Fernando Andrade entrevista a poeta Manu Vaghi Gama

Manu Vaghi Gama - Fernando Andrade entrevista a poeta Manu Vaghi Gama

 
 
 
 
 
 
 

Fernando Andrade-) Escrever também é ilustrar o sentido. Mas no seu poema a imagem é por demais sutil por entre as paisagens pictóricas. O reino do implícito, aparece em toda a beleza do seu texto. Como se faz este desenho. 

Manu Vaghi Gama – Não há tradução. O que o corpo confessa foge qualquer didática de estrutura. Cada escrita é um caminho que sigo e desaprendo para ir novamente. Usar o implícito como linguagem é reafirmar a poesia – algo que precisa ser dito e nunca poderá ser explicado. É uma constante tentativa de ilustrar o que não se desenha, o que não se ensina a ser visto.

 Fernando Andrade-) Há uma certa relação entre o corpo do poema com a titulação. O título Na Sombra da Dúvida já traz uma potente voz alusiva. Como casa estas duas linhas. Comente. 

Manu Vaghi Gama – Acho que boa parte das minhas poesias ganha corpo a partir do questionamento. É um devaneio viajante, o sonhar acordado. Eu duvido de tudo, todos, de mim. Saio correndo deixando as letras escaparem mas nunca atrás de uma resposta. É uma espécie de pergunta que morde o próprio rabo.  

Normalmente, a dúvida é uma lacuna a ser preenchida, mas não é o caso. Não há vazio, não há resolução. Não há algo a ser adicionado além do próprio. Entre começar uma poesia e terminar a mesma, eu já me encontro em outro lugar. 

O único intuito é esse – Cheguei. 

Fernando Andrade -) O corpo orgânico ganha certa dimensão poética pelo nascimento, pela vida corrida pela arte, pela biografia, mas não há possibilidade de definir um eu que não seja estético e bonito. Fale disso, um pouco.

Manu Vaghi Gama – Quando se trata do bonito/estético, o que consigo falar é que feio mesmo não se vê, se experimenta. Vire alguém do avesso e receba o céu-inferno. 

Se eu fosse me apresentar para alguém, não descreveria aspectos físicos, mas sei que estão aqui influenciando meu modo de ver e ser vista. Na realidade prática, sabemos que é impossível separar o objetivo do subjetivo. As maçanetas sempre serão rostos mas se abre a porta com as mãos. Usar o físico para falar sobre coisas invisíveis – como faço bastante na minha poesia, criando associações entre o existencial e processos corporais ou apenas tangíveis – é um jeito de ofuscar a estética e suspender por um momento essa simbiose. Se fala da maçaneta mas com a atenção voltada ao rosto. É uma das minhas formas de trapacear.

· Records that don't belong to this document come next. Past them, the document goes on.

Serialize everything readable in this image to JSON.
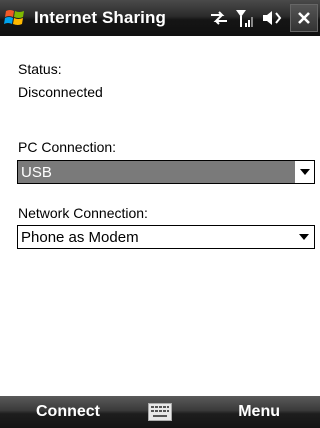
{
  "titlebar": {
    "title": "Internet Sharing",
    "start_icon": "windows-flag-icon",
    "status_icons": [
      "connectivity-arrows-icon",
      "signal-strength-icon",
      "speaker-icon"
    ],
    "close_label": "×"
  },
  "content": {
    "status_label": "Status:",
    "status_value": "Disconnected",
    "pc_connection_label": "PC Connection:",
    "pc_connection_value": "USB",
    "network_connection_label": "Network Connection:",
    "network_connection_value": "Phone as Modem"
  },
  "softkeys": {
    "left": "Connect",
    "right": "Menu",
    "center_icon": "keyboard-icon"
  },
  "colors": {
    "selected_dropdown_bg": "#7a7a7a",
    "bar_dark": "#151515"
  }
}
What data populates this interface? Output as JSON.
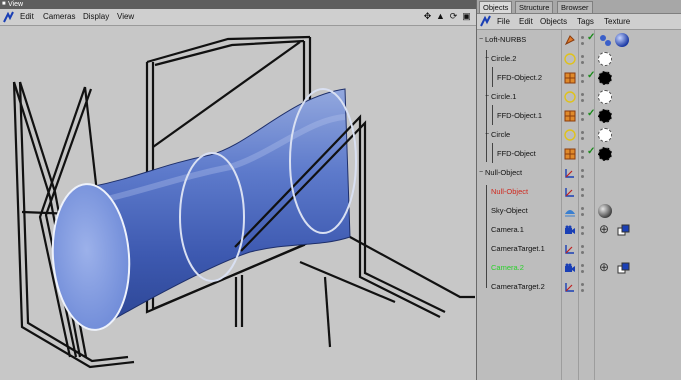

Fernando Andrade-) A semiologia da imagem aparece no seu livro como um cinema falado. E o discurso é preciso ver ou captar nas entrelinhas da imagem-escrita. Comente. 

Manu Vaghi Gama – Ao ler meu discurso, você pode achar que está me vendo pelada, mas te mostro um corpo que já não é meu e guardo segredo. É toda uma configuração que remete uma cópia autenticada de certidão.

Minha poesia, assim como o cinema, pode trabalhar com o exagero e é comprometida a catarse. A poesia também brinca com as pausas dramáticas. Funciona como um roteiro na medida que é uma organização de vozes, cenários e estímulos. Dando a vez para cada uma dentro de mim falar. Ou causar um barulho que alguns escutam e outros não. Também buscando balançar um sistema de significações, de arquétipos, é um certo protesto.